Sometimes, when you ask me these things, ask so much of me,
I don’t know how to respond.
(You leave a letter for me to feel better
but all I do is feel like a failure when I read it later)
Sometimes I wonder why you want to try after all these years;
I spent my life trying to stay invisible because it was more practical
and it worked just fine no matter the pain I had to hide.
(You never cared what was wrong or how I felt before
so why start now, trying to open locked doors?)

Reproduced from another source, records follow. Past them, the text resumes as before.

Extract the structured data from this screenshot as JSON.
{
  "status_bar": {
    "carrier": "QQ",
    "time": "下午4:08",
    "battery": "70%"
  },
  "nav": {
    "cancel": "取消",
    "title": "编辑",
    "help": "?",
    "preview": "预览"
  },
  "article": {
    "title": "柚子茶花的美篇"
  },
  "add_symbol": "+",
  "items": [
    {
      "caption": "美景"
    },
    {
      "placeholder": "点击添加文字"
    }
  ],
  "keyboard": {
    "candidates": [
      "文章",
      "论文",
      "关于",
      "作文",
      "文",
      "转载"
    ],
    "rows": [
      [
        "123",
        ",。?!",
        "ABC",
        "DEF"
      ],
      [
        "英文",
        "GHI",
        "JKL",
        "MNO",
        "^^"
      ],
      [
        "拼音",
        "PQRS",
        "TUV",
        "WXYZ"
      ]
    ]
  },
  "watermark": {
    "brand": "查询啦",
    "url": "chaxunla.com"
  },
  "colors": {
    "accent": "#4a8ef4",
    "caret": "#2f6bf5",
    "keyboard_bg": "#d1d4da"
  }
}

Sometimes I wish I could just cut the ties and leave to lead my own life;
I wish I didn’t care about you sometimes because it would make it easier
to forsake this life and leave you all behind.
(But I’ve realized I can’t—and trust me, I’ve tried.)
And sometimes I hate you—or at least, I think I do.
But more often it’s that I hate myself for not being someone else,
someone with less problems ,
someone good enough for you,
someone who gives you what I think you want.
But I don’t always feel like this.
I can’t blame you for seeing the world through your own eyes
or dealing with your own issues on your journey through life.
I understand that you’ve tried.
So I want to forgive you, forgive myself, forgive everything—
just know that this will all take time.
But there is One Always—
no matter what might come our way, I pray
there is Love in you,
and there is Love in me,
and that Love makes room for grace to grow.